Private Richard Godwin to His mother

West Beekmantown. Tues, Sept. 26.

(The first section of the letter is a mere scrawl.)

Dear Mother:—

It is early dawn on Tuesday, and I have slept better, on “my pallet of straw,” than many a time in my bed at home. The cooks have for some time been stirring, as I have known by the sound of their axes, the crackling of their fires, the glow reflected on their tents, and their occasional voices. In the cavalry camp the horses stamp, I hear a distant train and a dog’s bark, and nearer at hand, from among the pup-tents, come little morning coughs. My writing is practically invisible to me on the paper. I can just see that I trace a line.

There are thistles in this straw!

Last night I saw a lost soul. Rousing, as I often do, at one o’clock, I stood at the door of the tent, admiring Orion in the east and the constellations overhead. I heard a little murmur of complaint, and saw a man come stumbling down the street, his bare feet softly thudding on the stones, and drawing from him this sad sound as he came shivering along in pajamas. He was stooping at each tent and peering in to discover his lost place. So he passed out of my sight, but when I once more turned to admire Orion I saw the same unhappy phantom wandering along the next company street, still stumbling, still shivering, still silently searching for his couch. As for me, I turned in again and slept.

(Later, and more legible.)

We have broken camp, all the tents being struck; and next we have been given a lesson in military neatness. Each company has had to police its street, to fill all tent-ditches and fireplaces, and to pick up each bit of rubbish and scrap of paper.
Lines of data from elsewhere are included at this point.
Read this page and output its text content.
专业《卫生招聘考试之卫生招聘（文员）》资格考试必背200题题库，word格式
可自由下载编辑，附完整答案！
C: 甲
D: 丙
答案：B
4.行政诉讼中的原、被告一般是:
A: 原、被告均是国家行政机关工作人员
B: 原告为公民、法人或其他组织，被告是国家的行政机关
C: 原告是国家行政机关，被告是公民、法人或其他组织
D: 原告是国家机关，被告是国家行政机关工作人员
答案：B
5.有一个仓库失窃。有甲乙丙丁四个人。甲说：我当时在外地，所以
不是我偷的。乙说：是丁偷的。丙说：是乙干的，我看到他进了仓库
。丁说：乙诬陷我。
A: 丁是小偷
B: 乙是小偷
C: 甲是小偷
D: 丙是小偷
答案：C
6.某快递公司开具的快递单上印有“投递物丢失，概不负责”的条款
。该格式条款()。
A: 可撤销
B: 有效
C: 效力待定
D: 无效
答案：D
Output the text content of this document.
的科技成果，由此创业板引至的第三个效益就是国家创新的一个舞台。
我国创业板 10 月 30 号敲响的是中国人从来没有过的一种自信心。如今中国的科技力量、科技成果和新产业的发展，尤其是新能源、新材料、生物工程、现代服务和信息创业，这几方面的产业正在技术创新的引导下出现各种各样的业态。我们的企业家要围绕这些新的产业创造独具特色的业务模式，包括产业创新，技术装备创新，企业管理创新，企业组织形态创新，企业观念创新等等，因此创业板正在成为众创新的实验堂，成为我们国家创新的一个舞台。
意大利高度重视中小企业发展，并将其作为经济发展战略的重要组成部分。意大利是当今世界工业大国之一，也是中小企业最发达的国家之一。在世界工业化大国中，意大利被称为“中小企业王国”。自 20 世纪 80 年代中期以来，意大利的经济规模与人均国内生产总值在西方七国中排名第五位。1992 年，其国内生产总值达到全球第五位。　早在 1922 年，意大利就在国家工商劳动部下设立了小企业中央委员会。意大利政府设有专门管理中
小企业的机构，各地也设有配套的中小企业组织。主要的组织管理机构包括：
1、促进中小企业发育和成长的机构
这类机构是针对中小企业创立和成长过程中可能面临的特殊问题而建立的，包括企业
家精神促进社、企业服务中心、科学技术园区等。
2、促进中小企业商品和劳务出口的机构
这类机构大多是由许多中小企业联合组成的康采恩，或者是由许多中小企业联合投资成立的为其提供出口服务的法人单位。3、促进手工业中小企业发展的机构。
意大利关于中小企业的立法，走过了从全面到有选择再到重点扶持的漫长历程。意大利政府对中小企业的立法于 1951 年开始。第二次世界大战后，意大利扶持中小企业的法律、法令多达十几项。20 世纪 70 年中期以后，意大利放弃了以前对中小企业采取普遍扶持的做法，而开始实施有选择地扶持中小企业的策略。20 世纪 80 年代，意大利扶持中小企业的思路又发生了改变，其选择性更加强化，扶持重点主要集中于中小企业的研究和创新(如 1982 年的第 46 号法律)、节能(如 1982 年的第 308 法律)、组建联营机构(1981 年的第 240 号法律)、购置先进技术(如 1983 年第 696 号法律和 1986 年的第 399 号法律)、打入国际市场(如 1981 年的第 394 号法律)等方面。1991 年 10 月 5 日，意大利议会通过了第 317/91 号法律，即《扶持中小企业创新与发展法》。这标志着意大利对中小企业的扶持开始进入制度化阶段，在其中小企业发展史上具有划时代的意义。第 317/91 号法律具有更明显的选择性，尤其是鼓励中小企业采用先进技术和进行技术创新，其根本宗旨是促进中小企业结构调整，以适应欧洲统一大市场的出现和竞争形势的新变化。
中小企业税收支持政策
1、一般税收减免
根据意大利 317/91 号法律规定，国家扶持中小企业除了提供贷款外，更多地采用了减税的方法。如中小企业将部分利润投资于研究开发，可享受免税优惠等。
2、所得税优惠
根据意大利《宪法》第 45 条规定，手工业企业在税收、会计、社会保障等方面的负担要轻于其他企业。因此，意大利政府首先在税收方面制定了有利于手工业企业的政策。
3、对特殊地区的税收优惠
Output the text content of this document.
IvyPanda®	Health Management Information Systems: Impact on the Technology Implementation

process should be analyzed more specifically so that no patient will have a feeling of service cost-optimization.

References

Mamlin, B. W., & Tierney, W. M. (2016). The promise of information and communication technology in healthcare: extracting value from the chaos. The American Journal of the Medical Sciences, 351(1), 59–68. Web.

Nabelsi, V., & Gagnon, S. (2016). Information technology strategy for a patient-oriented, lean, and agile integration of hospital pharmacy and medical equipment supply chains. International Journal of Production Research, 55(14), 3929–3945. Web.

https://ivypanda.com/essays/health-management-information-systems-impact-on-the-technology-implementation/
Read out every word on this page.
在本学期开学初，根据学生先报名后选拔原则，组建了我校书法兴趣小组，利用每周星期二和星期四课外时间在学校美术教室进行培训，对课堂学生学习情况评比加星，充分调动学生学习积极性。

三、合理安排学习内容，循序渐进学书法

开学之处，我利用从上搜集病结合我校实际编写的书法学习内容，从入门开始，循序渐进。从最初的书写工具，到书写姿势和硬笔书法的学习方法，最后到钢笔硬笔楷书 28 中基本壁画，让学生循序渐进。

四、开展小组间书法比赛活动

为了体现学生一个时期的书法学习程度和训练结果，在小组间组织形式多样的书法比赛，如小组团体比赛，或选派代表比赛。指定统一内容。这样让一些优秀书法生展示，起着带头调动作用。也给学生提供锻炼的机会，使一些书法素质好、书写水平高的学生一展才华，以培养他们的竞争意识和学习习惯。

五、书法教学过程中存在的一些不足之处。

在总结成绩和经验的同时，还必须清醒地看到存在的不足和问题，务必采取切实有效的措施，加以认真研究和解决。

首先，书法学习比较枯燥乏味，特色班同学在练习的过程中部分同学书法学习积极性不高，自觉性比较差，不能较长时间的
Our squad having had a meeting upon the subject, has agreed that immediately upon making up our packs we shall police our own ground, either bury the rubbish in the ditches or burn it in the fire, using if necessary a little of our hay, and pile the rest of the latter as quickly as possible, to get the work over with. This is in response to the captain’s latest, for finding a single scrap of paper as big as a postage stamp in the street, he turned out a whole squad to pick it up. Next time, he says, it will be a platoon. We know Kirby too well by this time to suppose he doesn’t mean what he says.

I am writing as I loll on a pile of hay, while my neighbors are vigorously resenting the demand of the farmer who sold us the hay last night, that we rise and relinquish it to him—in order that he may sell it again tonight. Much angry computation as to his profits per ton, and a warning that, as on account of our ignorance he raised the tariff on us yesterday, we should never again pay more than ten cents per tent.